To date, authorities have pinpointed nearly 50 residential roads in need of repairs, with an additional 30 historic cart roads currently under evaluation for inclusion in the project. Humphrey emphasized that while major highway expansion projects remain on the government’s agenda, upgrading the small, community-focused roads that residents use every day has been a top personal priority.
“When you step out your front door, you shouldn’t land in a puddle – those corner roads, neighborhood access routes and cart roads are the ones I am most committed to fixing,” Humphrey said. The government has kept its promise to advance major infrastructure as well, he confirmed: planning is already underway to expand Highway 2A to four lanes, with construction set to break ground before the end of this year. Humphrey also invited residents to report poorly maintained small roads directly to the ministry, guaranteeing that reported routes will be added to the official work schedule.
The residential road repair program is just one of several citizen-focused initiatives MTW is advancing in the coming months. Among the other urgent projects is a full overhaul of the neglected Constitution River Terminal, which Humphrey described as having fallen into unacceptable disrepair.
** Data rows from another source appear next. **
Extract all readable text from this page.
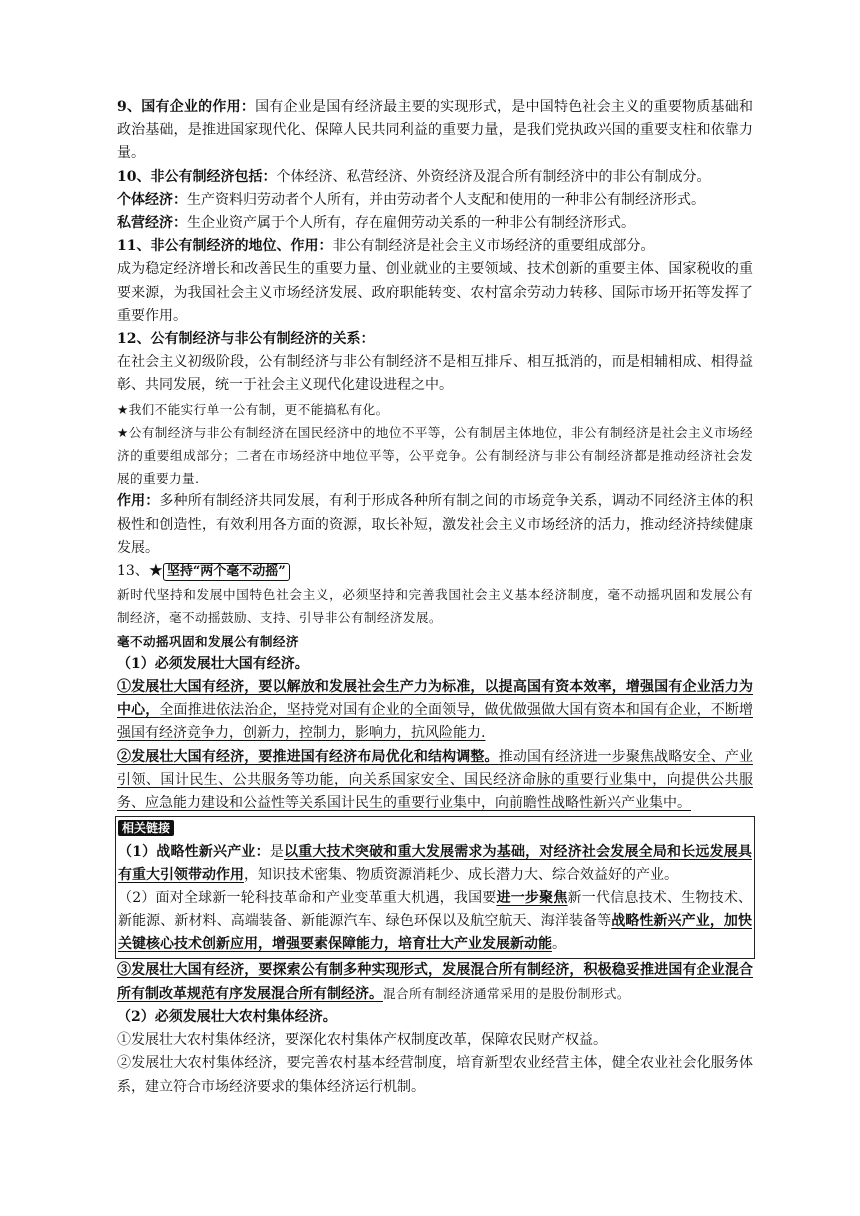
9、国有企业的作用：国有企业是国有经济最主要的实现形式，是中国特色社会主义的重要物质基础和政治基础，是推进国家现代化、保障人民共同利益的重要力量，是我们党执政兴国的重要支柱和依靠力量。

10、非公有制经济包括：个体经济、私营经济、外资经济及混合所有制经济中的非公有制成分。

个体经济：生产资料归劳动者个人所有，并由劳动者个人支配和使用的一种非公有制经济形式。

私营经济：生企业资产属于个人所有，存在雇佣劳动关系的一种非公有制经济形式。

11、非公有制经济的地位、作用：非公有制经济是社会主义市场经济的重要组成部分。

成为稳定经济增长和改善民生的重要力量、创业就业的主要领域、技术创新的重要主体、国家税收的重要来源，为我国社会主义市场经济发展、政府职能转变、农村富余劳动力转移、国际市场开拓等发挥了重要作用。

12、公有制经济与非公有制经济的关系：

在社会主义初级阶段，公有制经济与非公有制经济不是相互排斥、相互抵消的，而是相辅相成、相得益彰、共同发展，统一于社会主义现代化建设进程之中。

★我们不能实行单一公有制，更不能搞私有化。

★公有制经济与非公有制经济在国民经济中的地位不平等，公有制居主体地位，非公有制经济是社会主义市场经济的重要组成部分；二者在市场经济中地位平等，公平竞争。公有制经济与非公有制经济都是推动经济社会发展的重要力量.

作用：多种所有制经济共同发展，有利于形成各种所有制之间的市场竞争关系，调动不同经济主体的积极性和创造性，有效利用各方面的资源，取长补短，激发社会主义市场经济的活力，推动经济持续健康发展。

13、★ 坚持“两个毫不动摇”

新时代坚持和发展中国特色社会主义，必须坚持和完善我国社会主义基本经济制度，毫不动摇巩固和发展公有制经济，毫不动摇鼓励、支持、引导非公有制经济发展。

毫不动摇巩固和发展公有制经济

（1）必须发展壮大国有经济。

①发展壮大国有经济，要以解放和发展社会生产力为标准，以提高国有资本效率，增强国有企业活力为中心，全面推进依法治企，坚持党对国有企业的全面领导，做优做强做大国有资本和国有企业，不断增强国有经济竞争力，创新力，控制力，影响力，抗风险能力.

②发展壮大国有经济，要推进国有经济布局优化和结构调整。推动国有经济进一步聚焦战略安全、产业引领、国计民生、公共服务等功能，向关系国家安全、国民经济命脉的重要行业集中，向提供公共服务、应急能力建设和公益性等关系国计民生的重要行业集中，向前瞻性战略性新兴产业集中。

相关链接

（1）战略性新兴产业：是以重大技术突破和重大发展需求为基础，对经济社会发展全局和长远发展具有重大引领带动作用，知识技术密集、物质资源消耗少、成长潜力大、综合效益好的产业。

（2）面对全球新一轮科技革命和产业变革重大机遇，我国要进一步聚焦新一代信息技术、生物技术、新能源、新材料、高端装备、新能源汽车、绿色环保以及航空航天、海洋装备等战略性新兴产业，加快关键核心技术创新应用，增强要素保障能力，培育壮大产业发展新动能。

③发展壮大国有经济，要探索公有制多种实现形式，发展混合所有制经济，积极稳妥推进国有企业混合所有制改革规范有序发展混合所有制经济。混合所有制经济通常采用的是股份制形式。

（2）必须发展壮大农村集体经济。

①发展壮大农村集体经济，要深化农村集体产权制度改革，保障农民财产权益。

②发展壮大农村集体经济，要完善农村基本经营制度，培育新型农业经营主体，健全农业社会化服务体系，建立符合市场经济要求的集体经济运行机制。
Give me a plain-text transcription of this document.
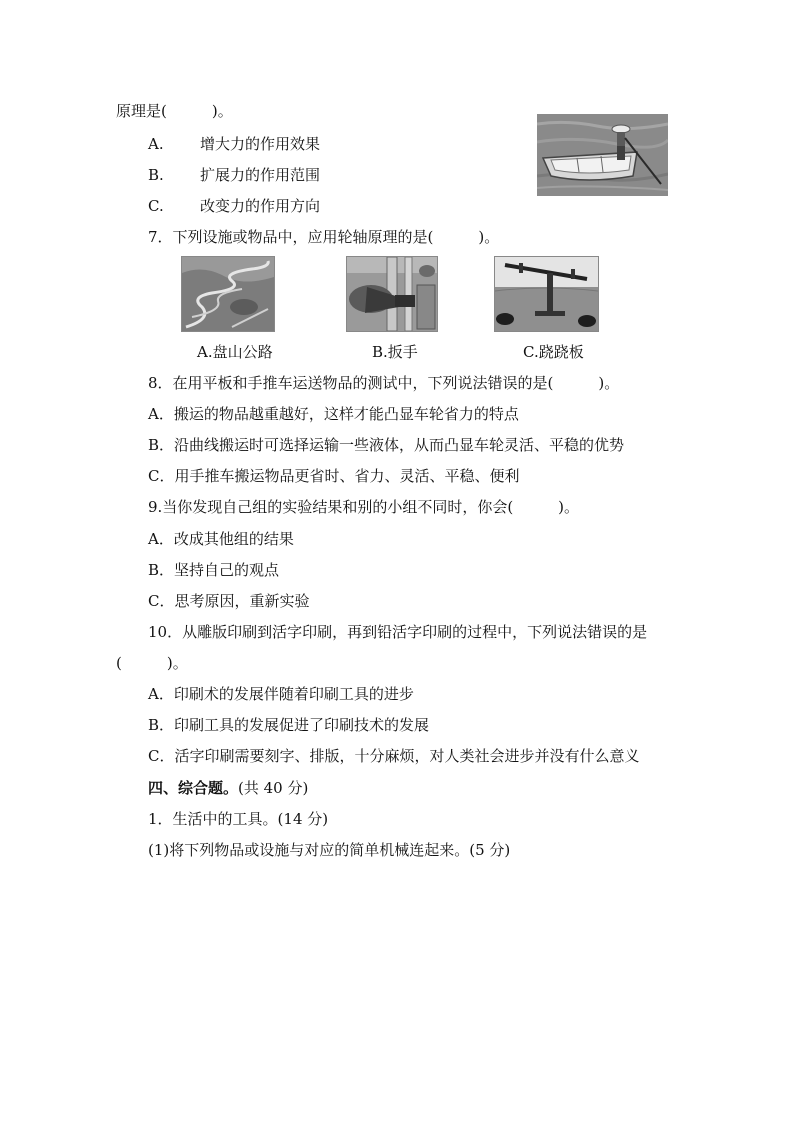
原理是(　　　)。
A. 增大力的作用效果
B. 扩展力的作用范围
C. 改变力的作用方向
7．下列设施或物品中，应用轮轴原理的是(　　　)。
A.盘山公路	B.扳手	C.跷跷板
8．在用平板和手推车运送物品的测试中，下列说法错误的是(　　　)。
A．搬运的物品越重越好，这样才能凸显车轮省力的特点
B．沿曲线搬运时可选择运输一些液体，从而凸显车轮灵活、平稳的优势
C．用手推车搬运物品更省时、省力、灵活、平稳、便利
9.当你发现自己组的实验结果和别的小组不同时，你会(　　　)。
A．改成其他组的结果
B．坚持自己的观点
C．思考原因，重新实验
10．从雕版印刷到活字印刷，再到铅活字印刷的过程中，下列说法错误的是
(　　　)。
A．印刷术的发展伴随着印刷工具的进步
B．印刷工具的发展促进了印刷技术的发展
C．活字印刷需要刻字、排版，十分麻烦，对人类社会进步并没有什么意义
四、综合题。(共 40 分)
1．生活中的工具。(14 分)
(1)将下列物品或设施与对应的简单机械连起来。(5 分)
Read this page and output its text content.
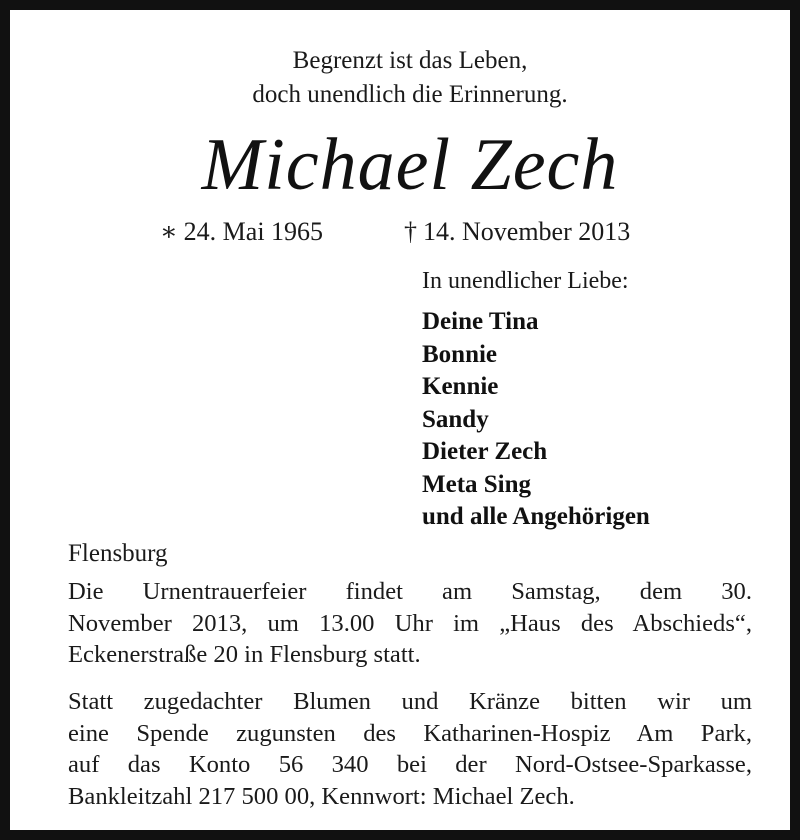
Begrenzt ist das Leben,
doch unendlich die Erinnerung.
Michael Zech
∗ 24. Mai 1965	† 14. November 2013
In unendlicher Liebe:
Deine Tina
Bonnie
Kennie
Sandy
Dieter Zech
Meta Sing
und alle Angehörigen
Flensburg

Die Urnentrauerfeier findet am Samstag, dem 30.
November 2013, um 13.00 Uhr im „Haus des Abschieds“,
Eckenerstraße 20 in Flensburg statt.

Statt zugedachter Blumen und Kränze bitten wir um
eine Spende zugunsten des Katharinen-Hospiz Am Park,
auf das Konto 56 340 bei der Nord-Ostsee-Sparkasse,
Bankleitzahl 217 500 00, Kennwort: Michael Zech.
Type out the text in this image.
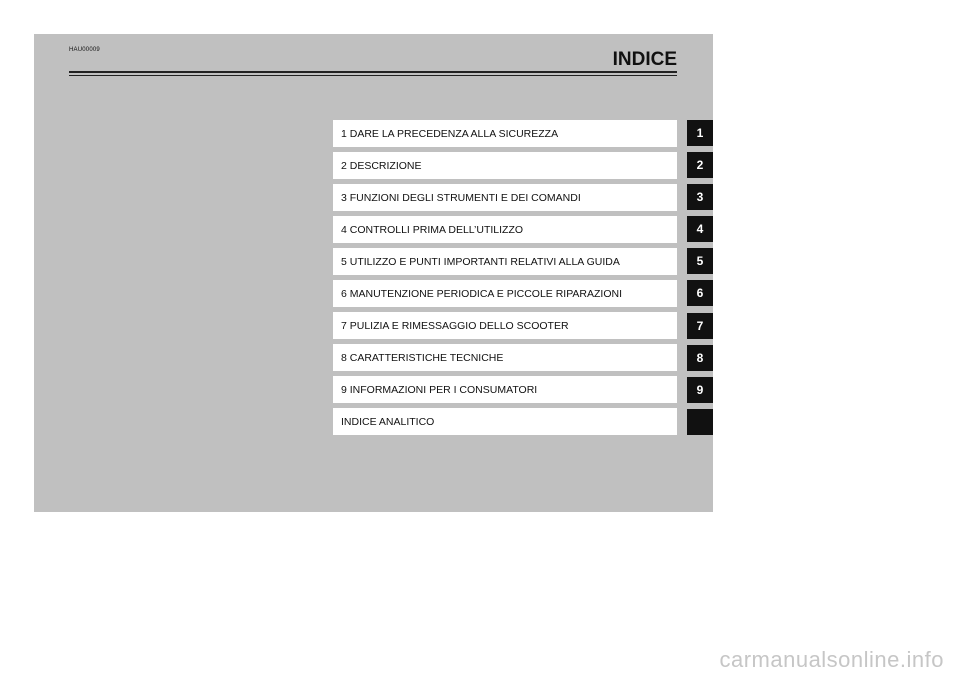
HAU00009	INDICE
1 DARE LA PRECEDENZA ALLA SICUREZZA
2 DESCRIZIONE
3 FUNZIONI DEGLI STRUMENTI E DEI COMANDI
4 CONTROLLI PRIMA DELL’UTILIZZO
5 UTILIZZO E PUNTI IMPORTANTI RELATIVI ALLA GUIDA
6 MANUTENZIONE PERIODICA E PICCOLE RIPARAZIONI
7 PULIZIA E RIMESSAGGIO DELLO SCOOTER
8 CARATTERISTICHE TECNICHE
9 INFORMAZIONI PER I CONSUMATORI
INDICE ANALITICO
1
2
3
4
5
6
7
8
9
carmanualsonline.info
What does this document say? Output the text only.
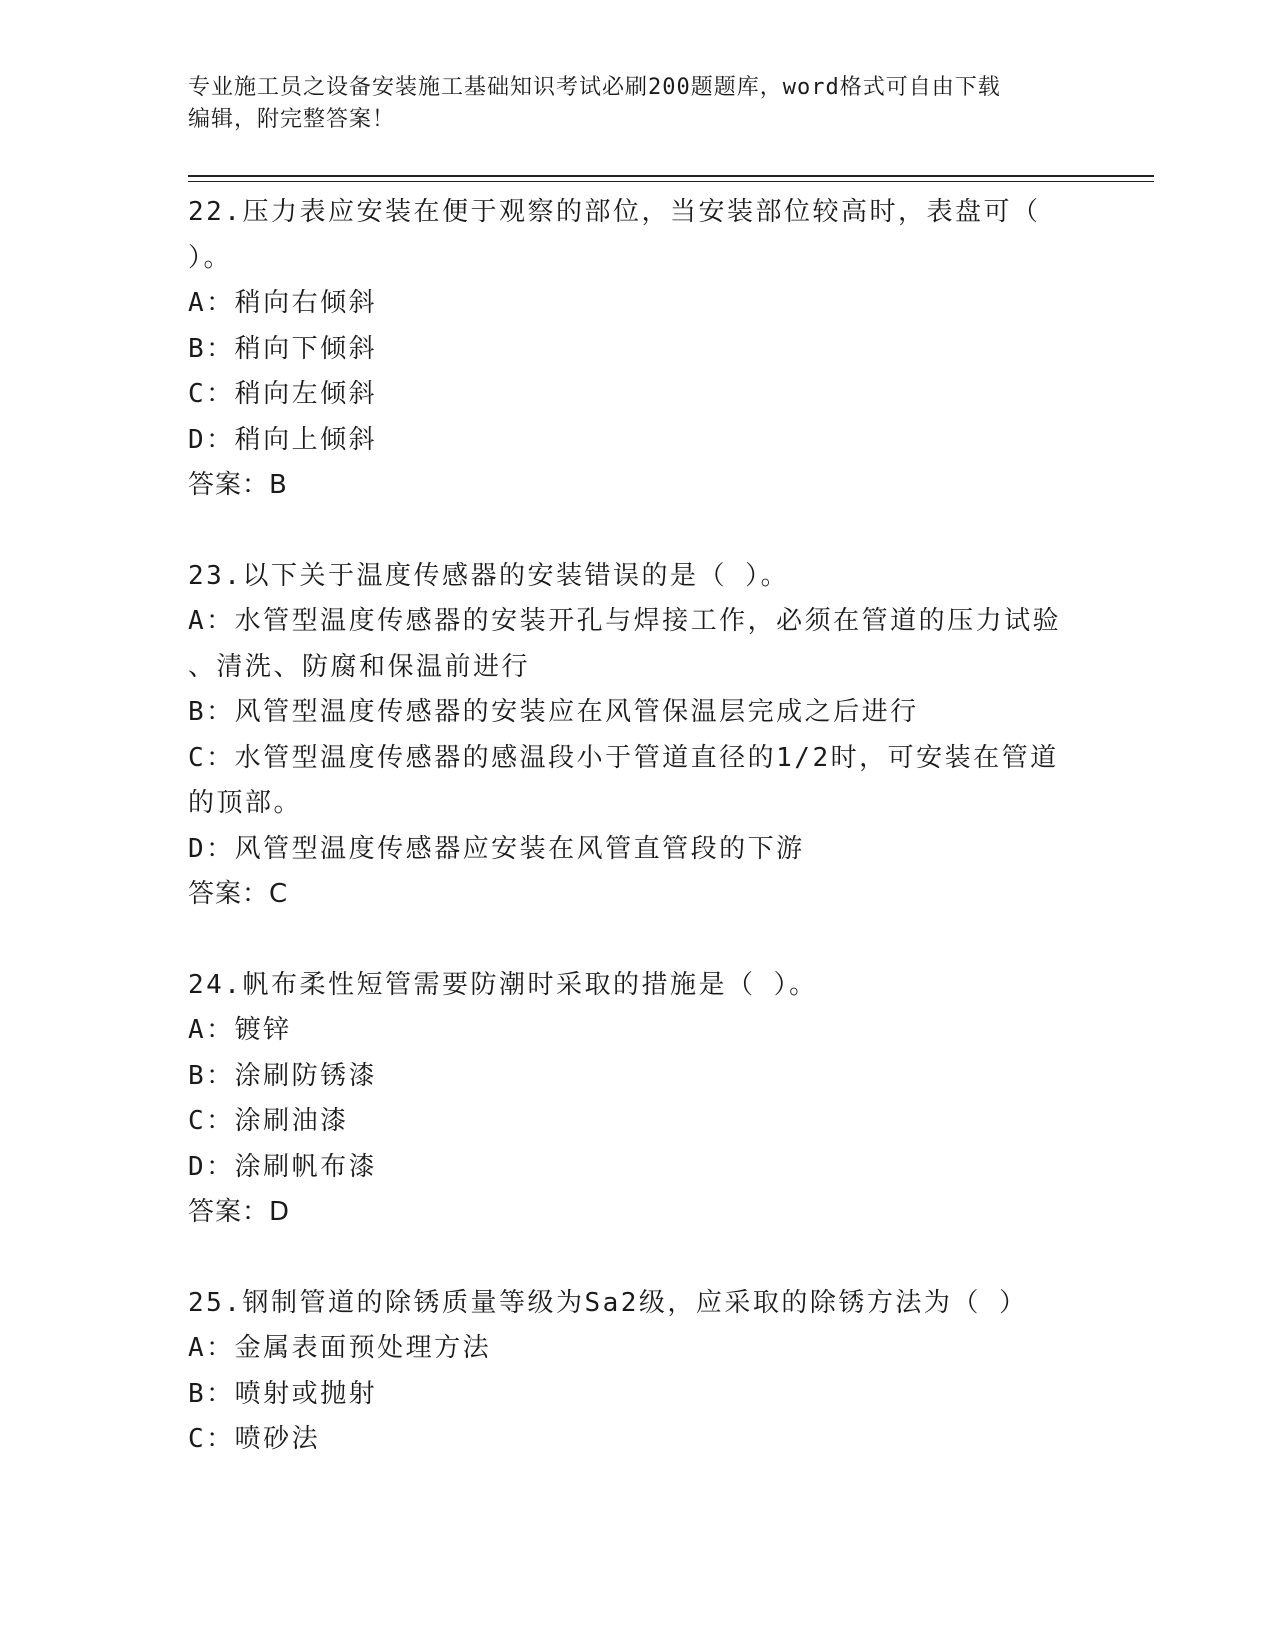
专业施工员之设备安装施工基础知识考试必刷200题题库，word格式可自由下载
编辑，附完整答案！
22.压力表应安装在便于观察的部位，当安装部位较高时，表盘可（
）。
A：稍向右倾斜
B：稍向下倾斜
C：稍向左倾斜
D：稍向上倾斜
答案：B
23.以下关于温度传感器的安装错误的是（ ）。
A：水管型温度传感器的安装开孔与焊接工作，必须在管道的压力试验
、清洗、防腐和保温前进行
B：风管型温度传感器的安装应在风管保温层完成之后进行
C：水管型温度传感器的感温段小于管道直径的1/2时，可安装在管道
的顶部。
D：风管型温度传感器应安装在风管直管段的下游
答案：C
24.帆布柔性短管需要防潮时采取的措施是（ ）。
A：镀锌
B：涂刷防锈漆
C：涂刷油漆
D：涂刷帆布漆
答案：D
25.钢制管道的除锈质量等级为Sa2级，应采取的除锈方法为（ ）
A：金属表面预处理方法
B：喷射或抛射
C：喷砂法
Stagnant water pooling, unregulated encroachment, and overall dilapidation have left the terminal looking like a shantytown, he said, a situation unfit for Barbadian workers and commuters.
“If we expect people to respect public spaces, we have to first provide them with safe, well-maintained spaces to live and work,” Humphrey noted. Along with physical upgrades, the ministry will deploy additional staff to the terminal to monitor public service vehicle operators and ensure compliance with traffic and route regulations. Humphrey stressed that effective management of van staging areas is critical to maintaining order across the entire road network, making on-site supervision a non-negotiable part of the terminal overhaul.
With the Atlantic hurricane season set to begin in less than two weeks, MTW has already started clearing major drainage infrastructure across the island, and will ramp up clearing operations imminently. Humphrey called on local residents to share responsibility for flood risk reduction, urging homeowners and community groups to clear drains near their properties wherever possible to reduce the risk of flooding during storm events.
The ministry also moved to address a longstanding public request: the installation of speed bumps in residential areas, particularly near schools, churches and crowded neighborhoods to protect child pedestrians and other community members from speeding traffic. Humphrey shared that he has long shared residents’ frustration over the previous MTW policy that blocked speed bump installation in most residential areas. While speed bumps are not appropriate for high-speed major highways, he explained, they are a critical safety measure in residential and community zones. He confirmed that internal discussions have already concluded, and residents can expect widespread speed bump installation to begin across the island’s communities in the near term.